Kenya hires lobby firm to prevent ejection from Agoa

Workers at a textile factory that produces textiles for export to the US under Agoa. PHOTO | AFP 

What you need to know:

  • At least 66,000 jobs in Kenya are in “imminent danger and threat of being lost” due to a move by a US trade association to have all the East African Community member-states barred from continued participation in the African Growth and Opportunity Act.

The Kenyan government has hired a newly influential US lobbying firm partly in order to help the country block a threat to the sizable trade benefits it receives through the Agoa programme, Kenya’s embassy in Washington said on Friday.

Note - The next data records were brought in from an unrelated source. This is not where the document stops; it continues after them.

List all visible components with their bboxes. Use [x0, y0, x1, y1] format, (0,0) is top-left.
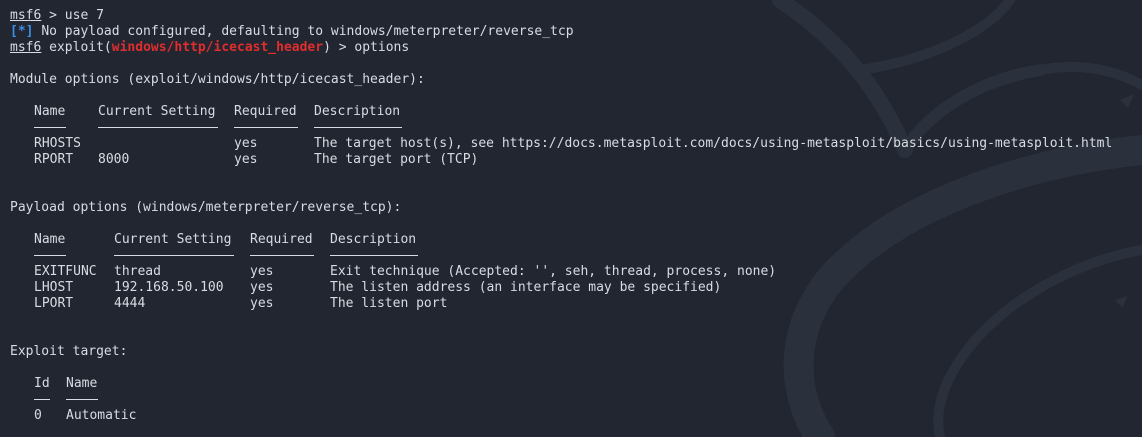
- module-options-title: Module options (exploit/windows/http/ice…: [10, 72, 425, 87]
- prompt-line-use: msf6 > use 7: [10, 8, 574, 24]
- header-rule: [314, 127, 402, 128]
- exploit-target-title: Exploit target:: [10, 344, 128, 359]
- prompt-gt: >: [49, 8, 65, 23]
- option-name: LHOST: [34, 280, 74, 295]
- target-id: 0: [34, 408, 42, 423]
- option-name: LPORT: [34, 296, 74, 311]
- command-text: use 7: [64, 8, 104, 23]
- option-required: yes: [234, 136, 258, 151]
- col-header-name: Name: [66, 376, 98, 391]
- info-text: No payload configured, defaulting to win…: [41, 24, 574, 39]
- option-setting: 8000: [98, 152, 130, 167]
- header-rule: [66, 399, 98, 400]
- prompt-line-options: msf6 exploit(windows/http/icecast_header…: [10, 40, 574, 56]
- option-description: The listen port: [330, 296, 448, 311]
- header-rule: [34, 255, 66, 256]
- target-name: Automatic: [66, 408, 137, 423]
- header-rule: [330, 255, 418, 256]
- col-header-name: Name: [34, 232, 66, 247]
- col-header-required: Required: [250, 232, 313, 247]
- col-header-description: Description: [330, 232, 417, 247]
- option-name: RHOSTS: [34, 136, 81, 151]
- command-text: options: [354, 40, 410, 55]
- prompt-name: msf6: [10, 40, 42, 55]
- exploit-suffix: ): [323, 40, 331, 55]
- option-name: RPORT: [34, 152, 74, 167]
- option-required: yes: [250, 296, 274, 311]
- col-header-setting: Current Setting: [98, 104, 216, 119]
- col-header-setting: Current Setting: [114, 232, 232, 247]
- header-rule: [98, 127, 218, 128]
- option-required: yes: [250, 264, 274, 279]
- header-rule: [34, 399, 50, 400]
- module-name: windows/http/icecast_header: [111, 40, 324, 55]
- info-tag: [*]: [10, 24, 34, 39]
- prompt-gt: >: [338, 40, 355, 55]
- payload-options-title: Payload options (windows/meterpreter/rev…: [10, 200, 402, 215]
- terminal-output: msf6 > use 7 [*] No payload configured, …: [10, 8, 1112, 424]
- header-rule: [114, 255, 234, 256]
- module-options-table: Name Current Setting Required Descriptio…: [10, 104, 1112, 168]
- option-required: yes: [234, 152, 258, 167]
- option-setting: 4444: [114, 296, 146, 311]
- option-description: The target host(s), see https://docs.met…: [314, 136, 1113, 151]
- payload-options-table: Name Current Setting Required Descriptio…: [10, 232, 776, 312]
- option-required: yes: [250, 280, 274, 295]
- header-rule: [250, 255, 314, 256]
- header-rule: [34, 127, 66, 128]
- exploit-target-table: Id Name 0 Automatic: [10, 376, 574, 424]
- option-description: The listen address (an interface may be …: [330, 280, 722, 295]
- header-rule: [234, 127, 298, 128]
- info-line: [*] No payload configured, defaulting to…: [10, 24, 574, 40]
- option-name: EXITFUNC: [34, 264, 97, 279]
- col-header-id: Id: [34, 376, 50, 391]
- col-header-name: Name: [34, 104, 66, 119]
- option-setting: 192.168.50.100: [114, 280, 224, 295]
- col-header-required: Required: [234, 104, 297, 119]
- option-description: The target port (TCP): [314, 152, 479, 167]
- col-header-description: Description: [314, 104, 401, 119]
- exploit-prefix: exploit(: [49, 40, 112, 55]
- option-setting: thread: [114, 264, 161, 279]
- option-description: Exit technique (Accepted: '', seh, threa…: [330, 264, 777, 279]
- prompt-name: msf6: [10, 8, 42, 23]
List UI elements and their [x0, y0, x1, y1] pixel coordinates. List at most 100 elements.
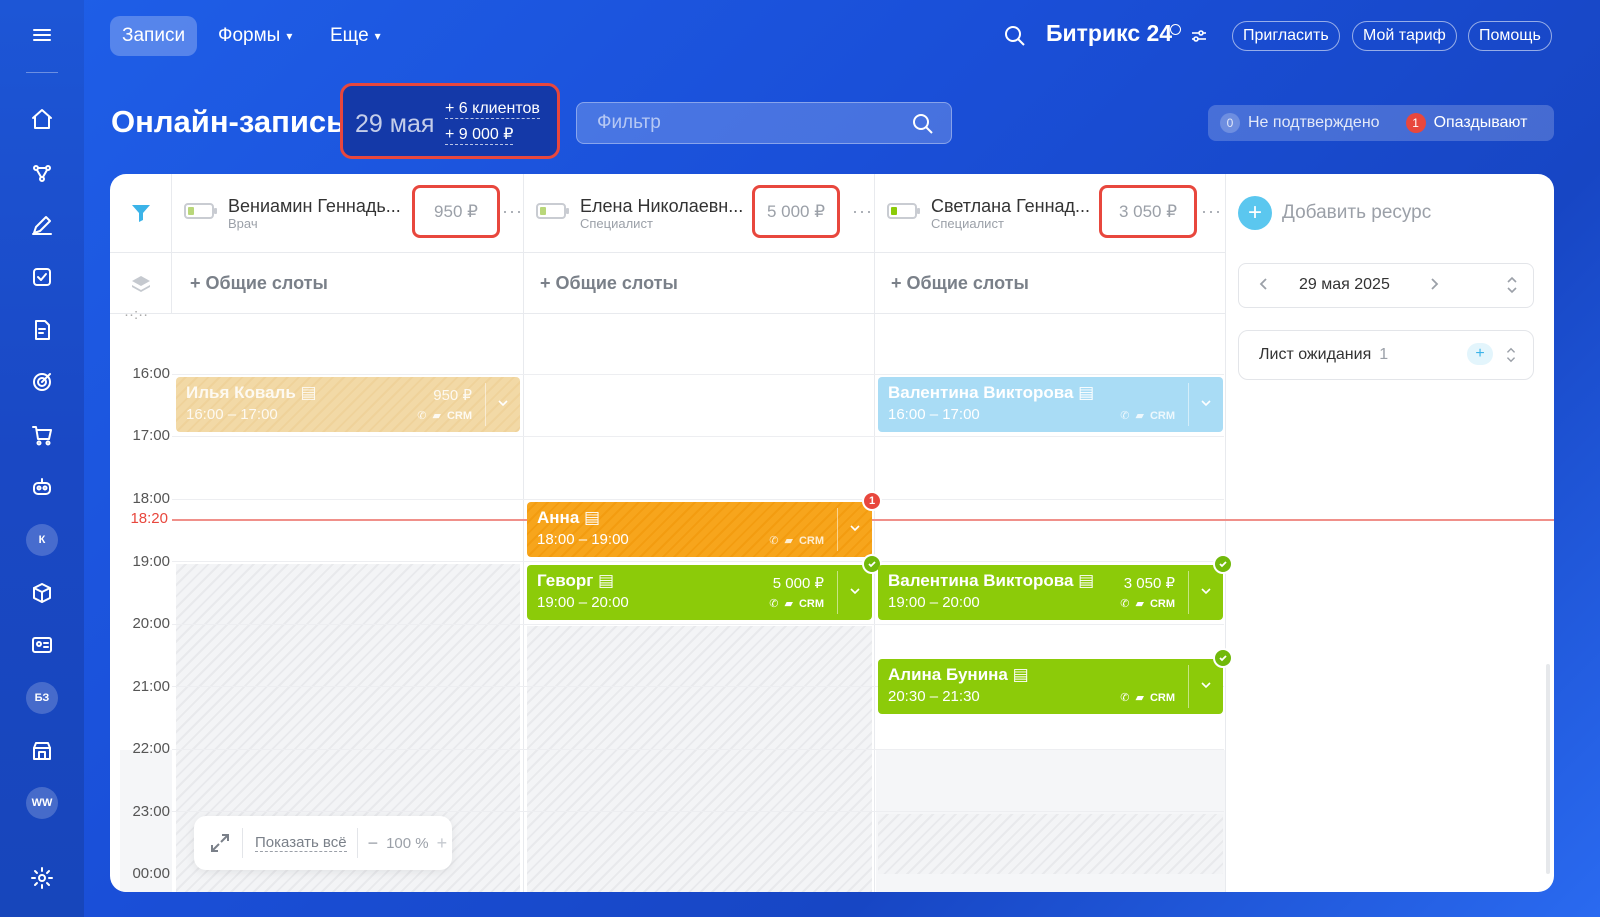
phone-icon[interactable]: ✆	[769, 597, 778, 610]
card-divider	[837, 508, 838, 551]
unavailable-area	[878, 814, 1223, 874]
crm-icon[interactable]	[26, 156, 58, 188]
chat-icon[interactable]: ▰	[1135, 409, 1143, 422]
tab-more[interactable]: Еще ▾	[318, 16, 393, 56]
filter-column	[110, 174, 172, 252]
chevron-down-icon[interactable]	[1198, 677, 1214, 693]
settings-sliders-icon[interactable]	[1190, 27, 1208, 50]
common-slots-cell-2: + Общие слоты	[524, 252, 875, 314]
current-time-label: 18:20	[130, 510, 168, 527]
clients-stat[interactable]: + 6 клиентов	[445, 100, 540, 119]
search-icon[interactable]	[1003, 24, 1027, 53]
add-resource-button[interactable]: + Добавить ресурс	[1238, 196, 1431, 230]
search-icon[interactable]	[911, 112, 935, 142]
expand-icon[interactable]	[208, 831, 232, 855]
zoom-in-button[interactable]: +	[437, 833, 448, 854]
crm-badge[interactable]: CRM	[799, 535, 824, 547]
show-all-button[interactable]: Показать всё	[255, 834, 347, 852]
chat-icon[interactable]: ▰	[784, 534, 792, 547]
resource-header-2[interactable]: Елена Николаевн... Специалист 5 000 ₽ ··…	[524, 174, 875, 252]
chat-icon[interactable]: ▰	[1135, 597, 1143, 610]
home-icon[interactable]	[26, 103, 58, 135]
booking-card[interactable]: Анна ▤ 18:00 – 19:00 ✆ ▰ CRM	[527, 502, 872, 557]
expand-collapse-icon[interactable]	[1503, 274, 1521, 301]
layers-icon[interactable]	[130, 273, 152, 300]
late-count: 1	[1405, 113, 1426, 133]
avatar-ww[interactable]: WW	[26, 787, 58, 819]
phone-icon[interactable]: ✆	[417, 409, 426, 422]
booking-time: 16:00 – 17:00	[186, 406, 278, 423]
zoom-controls: Показать всё − 100 % +	[194, 816, 452, 870]
date-nav-value[interactable]: 29 мая 2025	[1299, 276, 1399, 294]
phone-icon[interactable]: ✆	[769, 534, 778, 547]
brand-logo: Битрикс 24	[1046, 20, 1172, 47]
zoom-out-button[interactable]: −	[368, 833, 379, 854]
filter-input[interactable]: Фильтр	[576, 102, 952, 144]
phone-icon[interactable]: ✆	[1120, 691, 1129, 704]
robot-icon[interactable]	[26, 471, 58, 503]
crm-badge[interactable]: CRM	[1150, 410, 1175, 422]
funnel-icon[interactable]	[130, 202, 152, 229]
resource-header-1[interactable]: Вениамин Геннадь... Врач 950 ₽ ···	[172, 174, 524, 252]
confirmed-check-icon	[1213, 554, 1233, 574]
contacts-icon[interactable]	[26, 629, 58, 661]
note-icon: ▤	[1078, 383, 1095, 402]
add-common-slots-button[interactable]: + Общие слоты	[190, 273, 328, 294]
chevron-right-icon[interactable]	[1425, 275, 1443, 298]
tariff-button[interactable]: Мой тариф	[1352, 21, 1457, 51]
crm-badge[interactable]: CRM	[1150, 692, 1175, 704]
chevron-left-icon[interactable]	[1255, 275, 1273, 298]
box-icon[interactable]	[26, 577, 58, 609]
crm-badge[interactable]: CRM	[1150, 598, 1175, 610]
chevron-down-icon[interactable]	[847, 520, 863, 536]
brand-name: Битрикс	[1046, 20, 1141, 46]
phone-icon[interactable]: ✆	[1120, 597, 1129, 610]
add-common-slots-button[interactable]: + Общие слоты	[891, 273, 1029, 294]
target-icon[interactable]	[26, 366, 58, 398]
more-icon[interactable]: ···	[1201, 201, 1222, 222]
crm-badge[interactable]: CRM	[447, 410, 472, 422]
tasks-icon[interactable]	[26, 261, 58, 293]
settings-icon[interactable]	[26, 862, 58, 894]
resource-header-3[interactable]: Светлана Геннад... Специалист 3 050 ₽ ··…	[875, 174, 1226, 252]
invite-button[interactable]: Пригласить	[1232, 21, 1340, 51]
chat-icon[interactable]: ▰	[784, 597, 792, 610]
resource-price: 950 ₽	[412, 185, 500, 238]
cart-icon[interactable]	[26, 419, 58, 451]
expand-collapse-icon[interactable]	[1503, 344, 1519, 371]
more-icon[interactable]: ···	[502, 201, 523, 222]
unconfirmed-filter[interactable]: 0 Не подтверждено	[1220, 113, 1380, 133]
avatar-k[interactable]: К	[26, 524, 58, 556]
phone-icon[interactable]: ✆	[1120, 409, 1129, 422]
tab-forms[interactable]: Формы ▾	[206, 16, 304, 56]
booking-card[interactable]: Алина Бунина ▤ 20:30 – 21:30 ✆ ▰ CRM	[878, 659, 1223, 714]
booking-contact-icons: ✆ ▰ CRM	[1120, 597, 1175, 611]
chat-icon[interactable]: ▰	[1135, 691, 1143, 704]
more-icon[interactable]: ···	[852, 201, 873, 222]
avatar-bz[interactable]: БЗ	[26, 682, 58, 714]
booking-time: 16:00 – 17:00	[888, 406, 980, 423]
chat-icon[interactable]: ▰	[432, 409, 440, 422]
waitlist[interactable]: Лист ожидания 1 +	[1238, 330, 1534, 380]
chevron-down-icon[interactable]	[1198, 583, 1214, 599]
docs-icon[interactable]	[26, 314, 58, 346]
late-filter[interactable]: 1 Опаздывают	[1405, 113, 1527, 133]
crm-badge[interactable]: CRM	[799, 598, 824, 610]
money-stat[interactable]: + 9 000 ₽	[445, 124, 514, 145]
chevron-down-icon[interactable]	[1198, 395, 1214, 411]
add-waitlist-button[interactable]: +	[1467, 343, 1493, 365]
pen-icon[interactable]	[26, 209, 58, 241]
add-common-slots-button[interactable]: + Общие слоты	[540, 273, 678, 294]
tab-records[interactable]: Записи	[110, 16, 198, 56]
booking-card[interactable]: Илья Коваль ▤ 16:00 – 17:00 950 ₽ ✆ ▰ CRM	[176, 377, 520, 432]
booking-card[interactable]: Геворг ▤ 19:00 – 20:00 5 000 ₽ ✆ ▰ CRM	[527, 565, 872, 620]
store-icon[interactable]	[26, 735, 58, 767]
help-button[interactable]: Помощь	[1468, 21, 1552, 51]
chevron-down-icon[interactable]	[495, 395, 511, 411]
menu-icon[interactable]	[26, 19, 58, 51]
resource-role: Специалист	[580, 216, 653, 231]
booking-card[interactable]: Валентина Викторова ▤ 19:00 – 20:00 3 05…	[878, 565, 1223, 620]
booking-card[interactable]: Валентина Викторова ▤ 16:00 – 17:00 ✆ ▰ CR…	[878, 377, 1223, 432]
chevron-down-icon[interactable]	[847, 583, 863, 599]
scrollbar[interactable]	[1546, 664, 1550, 874]
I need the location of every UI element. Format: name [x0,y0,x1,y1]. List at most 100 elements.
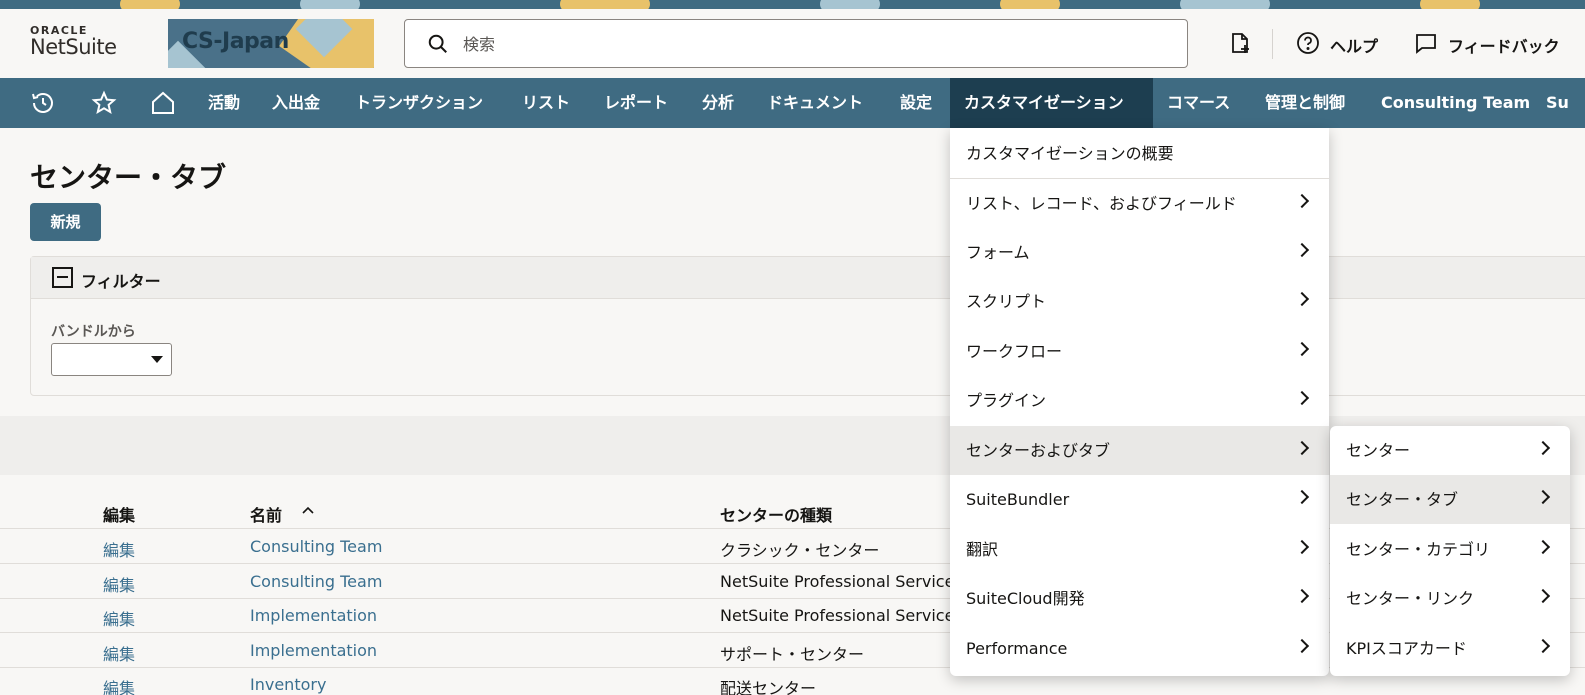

More than 66,000 jobs in Kenya are in “imminent danger and threat of being lost” due to a move by a US trade association to have all the East African Community member-states barred from continued participation in the African Growth and Opportunity Act, the embassy warned.

Kenya last year exported Sh35.2 billion ($340.4 million) worth of textiles and apparel to the US duty-free under Agoa’s preferential trade terms, up from Sh22.3 billion ($215.6 million) in 2012, official data show.

Kenya benefits from Agoa far more than do the three other major EAC countries: Rwanda, Tanzania and Uganda.

The Secondary Materials and Recycled Textiles association (Smart), which represents US-based used-clothing companies, urged a US government trade agency in May to review the EAC states’ eligibility for Agoa.

Smart took that action in response to the EAC’s decision in February to phase out imports of second-hand clothing by 2019.

“The ban directly contradicts requirements that Agoa beneficiaries work towards eliminating “barriers to United States trade and investment and promote ‘economic policies to reduce poverty,” Smart director Jackie King has said.

The used-clothing industry generates thousands of jobs in East Africa that will be lost if the ban takes effect, Smart warned. The Sonoran Policy Group (SPG), the Washington lobbying firm recently retained by Kenya, “will be crucial” to efforts to prevent the country’s expulsion from Agoa, the embassy said on Friday.

The embassy also clarified that the Kenyan government’s contract with SPG runs for three months, not for a full year as is stated in a lobbying-disclosure document on file with the US Justice Department.

Kenya has agreed to pay SPG Sh31 million ($300,000) for its services from late May to late August, the embassy said.

The posted filing signed by SPG executive chairman Robert Stryk and by David Gacheru, deputy head of mission at the embassy in Washington, indicates that Kenya will pay the firm Sh124 million ($1.2 million), in installments of (Sh10.3 million) $100,000 per month, for a full year of representation.

The contract with SPG “can be renewed if their performance is satisfactory,” the embassy noted on Friday.

At least three of SPG’s top officials previously worked in Donald Trump’s presidential campaign or in his administration.

The contract with the firm states that in addition to lobbying on Agoa-related issues, SPG will help Kenya “achieve its objectives” in regard to tourism.

Over 100,000 Americans visited Kenya last year, making the US the country’s number-one source of tourists.

“The embassy intends to see that these figures increase in the next few years,” Nairobi’s diplomats in Washington declared on Friday. “SPG efforts will be crucial in this.”